Dienstag, 29. Januar 2008

...oder von der Schwierigkeit, am Potsdamer Platz ein gutes, bezahlbares Mittagessen zu finden!

Es ist ja nicht so, als habe der Küchendschungel so lange geruht, weil wir nichts mehr über Essen zu sagen haben. Alleine der dezente Hinweis von Food of love genügt, um gleich drei Beiträge in Folge zu generieren!

Denn was schon lange mal eines Kommentars bedurfte: Mittagsfreud und Mittagsleid am Potsdamer Platz. Die Erfahrung der heutigen Mittagsrunde zeigt, dass all jene, die beim Büroumzug in die "Mitte Berlins" ob der neuen kulinarischen Möglichkeiten jubiliert haben, schon nach wenigen Monaten wieder vor alten Problemen stehen.

Aber sehen wir uns die Auswahl doch mal an:

1. Unbestrittener Anführer der Hitlliste: Das Weilands direkt am Marlene Dietrich-Platz. Sieht man mal vom gut gemeinten "Wellfood"-Anspruch mit Dinkelnudeln und auch sonst vollständig politisch und ernährungspsychologisch korrekten Speisen ab, kann man hier für angemessenes Geld wirklich gute Mittagskost finden. Von Gemüsegerichten (mit BRAUNEM Reis natürlich, ich bitte euch!) über tolle Salate (mein Favorit: Takitori-Honighuhn - das macht auch Männer satt) bis hin zu ausgewählten, wechselnden Suppen. Einziges Manko: Wenige Plätze für viele korrekte Büromenschen.

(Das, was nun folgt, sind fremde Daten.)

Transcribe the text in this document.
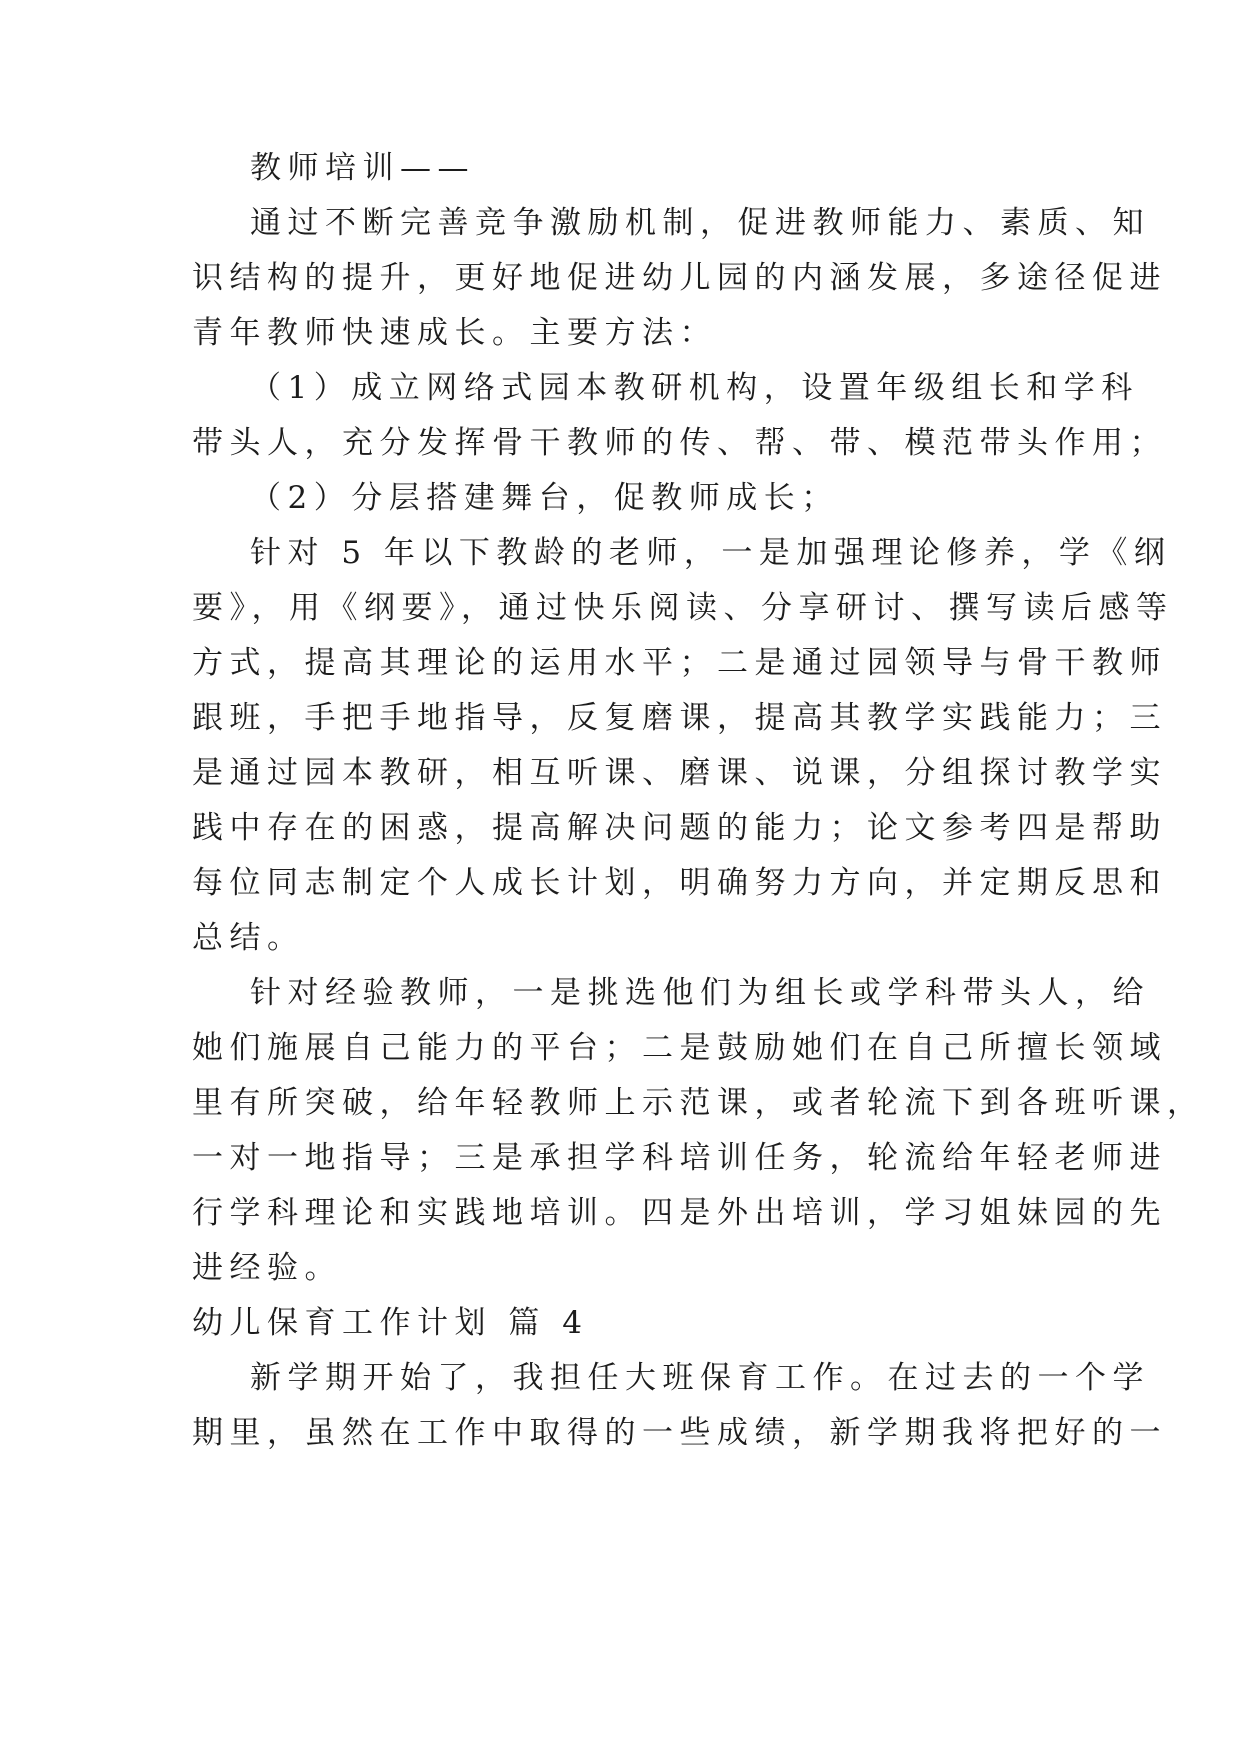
教师培训——
通过不断完善竞争激励机制，促进教师能力、素质、知
识结构的提升，更好地促进幼儿园的内涵发展，多途径促进
青年教师快速成长。主要方法：
（1）成立网络式园本教研机构，设置年级组长和学科
带头人，充分发挥骨干教师的传、帮、带、模范带头作用；
（2）分层搭建舞台，促教师成长；
针对 5 年以下教龄的老师，一是加强理论修养，学《纲
要》，用《纲要》，通过快乐阅读、分享研讨、撰写读后感等
方式，提高其理论的运用水平；二是通过园领导与骨干教师
跟班，手把手地指导，反复磨课，提高其教学实践能力；三
是通过园本教研，相互听课、磨课、说课，分组探讨教学实
践中存在的困惑，提高解决问题的能力；论文参考四是帮助
每位同志制定个人成长计划，明确努力方向，并定期反思和
总结。
针对经验教师，一是挑选他们为组长或学科带头人，给
她们施展自己能力的平台；二是鼓励她们在自己所擅长领域
里有所突破，给年轻教师上示范课，或者轮流下到各班听课，
一对一地指导；三是承担学科培训任务，轮流给年轻老师进
行学科理论和实践地培训。四是外出培训，学习姐妹园的先
进经验。
幼儿保育工作计划 篇 4
新学期开始了，我担任大班保育工作。在过去的一个学
期里，虽然在工作中取得的一些成绩，新学期我将把好的一
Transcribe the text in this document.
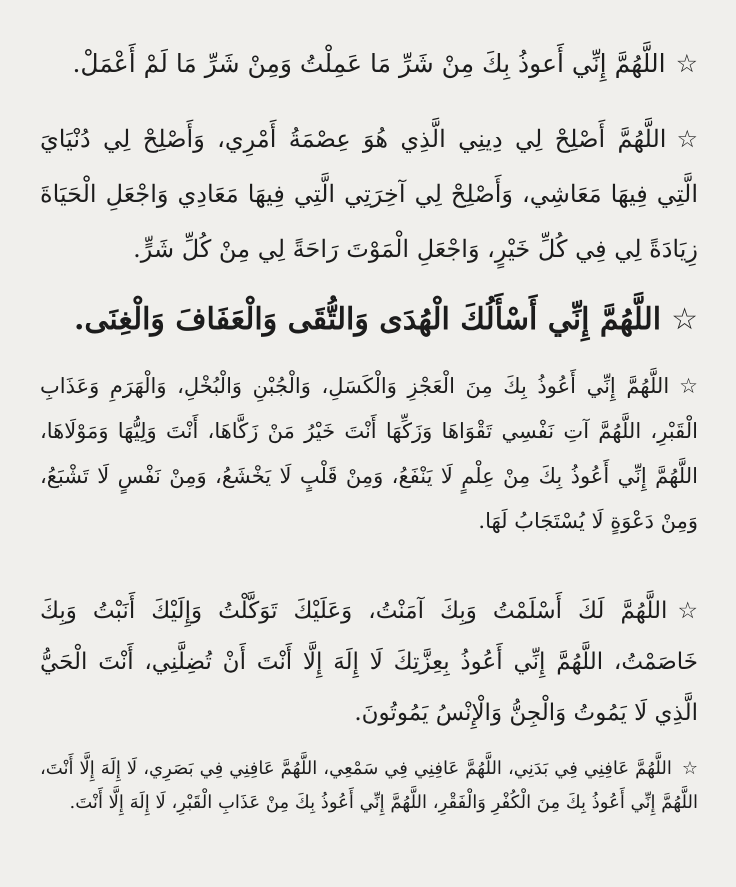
☆اللَّهُمَّ إِنِّي أَعوذُ بِكَ مِنْ شَرِّ مَا عَمِلْتُ وَمِنْ شَرِّ مَا لَمْ أَعْمَلْ.

☆اللَّهُمَّ أَصْلِحْ لِي دِينِي الَّذِي هُوَ عِصْمَةُ أَمْرِي، وَأَصْلِحْ لِي دُنْيَايَ الَّتِي فِيهَا مَعَاشِي، وَأَصْلِحْ لِي آخِرَتِي الَّتِي فِيهَا مَعَادِي وَاجْعَلِ الْحَيَاةَ زِيَادَةً لِي فِي كُلِّ خَيْرٍ، وَاجْعَلِ الْمَوْتَ رَاحَةً لِي مِنْ كُلِّ شَرٍّ.

☆اللَّهُمَّ إِنِّي أَسْأَلُكَ الْهُدَى وَالتُّقَى وَالْعَفَافَ وَالْغِنَى.

☆اللَّهُمَّ إِنِّي أَعُوذُ بِكَ مِنَ الْعَجْزِ وَالْكَسَلِ، وَالْجُبْنِ وَالْبُخْلِ، وَالْهَرَمِ وَعَذَابِ الْقَبْرِ، اللَّهُمَّ آتِ نَفْسِي تَقْوَاهَا وَزَكِّهَا أَنْتَ خَيْرُ مَنْ زَكَّاهَا، أَنْتَ وَلِيُّهَا وَمَوْلَاهَا، اللَّهُمَّ إِنِّي أَعُوذُ بِكَ مِنْ عِلْمٍ لَا يَنْفَعُ، وَمِنْ قَلْبٍ لَا يَخْشَعُ، وَمِنْ نَفْسٍ لَا تَشْبَعُ، وَمِنْ دَعْوَةٍ لَا يُسْتَجَابُ لَهَا.

☆اللَّهُمَّ لَكَ أَسْلَمْتُ وَبِكَ آمَنْتُ، وَعَلَيْكَ تَوَكَّلْتُ وَإِلَيْكَ أَنَبْتُ وَبِكَ خَاصَمْتُ، اللَّهُمَّ إِنِّي أَعُوذُ بِعِزَّتِكَ لَا إِلَهَ إِلَّا أَنْتَ أَنْ تُضِلَّنِي، أَنْتَ الْحَيُّ الَّذِي لَا يَمُوتُ وَالْجِنُّ وَالْإِنْسُ يَمُوتُونَ.

☆اللَّهُمَّ عَافِنِي فِي بَدَنِي، اللَّهُمَّ عَافِنِي فِي سَمْعِي، اللَّهُمَّ عَافِنِي فِي بَصَرِي، لَا إِلَهَ إِلَّا أَنْتَ، اللَّهُمَّ إِنِّي أَعُوذُ بِكَ مِنَ الْكُفْرِ وَالْفَقْرِ، اللَّهُمَّ إِنِّي أَعُوذُ بِكَ مِنْ عَذَابِ الْقَبْرِ، لَا إِلَهَ إِلَّا أَنْتَ.
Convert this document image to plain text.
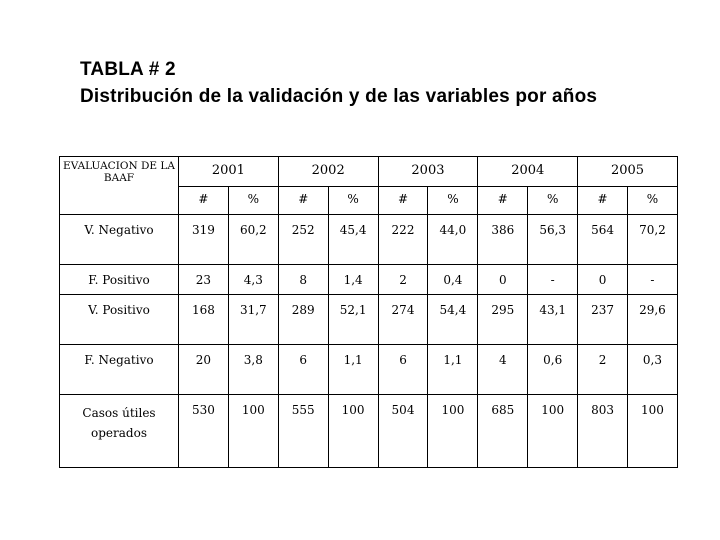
TABLA # 2
Distribución de la validación y de las variables por años
EVALUACION DE LA BAAF	2001		2002		2003		2004		2005	
	#	%	#	%	#	%	#	%	#	%
V. Negativo	319	60,2	252	45,4	222	44,0	386	56,3	564	70,2
F. Positivo	23	4,3	8	1,4	2	0,4	0	-	0	-
V. Positivo	168	31,7	289	52,1	274	54,4	295	43,1	237	29,6
F. Negativo	20	3,8	6	1,1	6	1,1	4	0,6	2	0,3
Casos útiles operados	530	100	555	100	504	100	685	100	803	100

2. Apropos Suppe: Auch der Coffeeshop hinter dem Ritz bietet einen Mittags-Suppen-Tisch zu einem angemessenen Preis-Leistungs-Verhältnis. Nur Zeit sollte man mitbringen. Denn auch die erfahrenen Coffeshop-Mitarbeiter schaffen es hier leider noch nicht, den Milchschaum des Vorbestellers unter fünf Minuten zu bereiten.

3. Fabelhafte Arkaden-Welt. Ich gebe zu, es hat etwas, mal einen schönen frittierten Fisch im Nordsee-Hafen zu genießen. Aber auf einen Bagel 45 Minuten warten, weil Oma Else aus Recklinghausen am Nebentisch sich erst noch erklären lassen muss, was Ruccola ist? Nur am Freitag ohne Arbeit. Und wann tritt der schon mal ein?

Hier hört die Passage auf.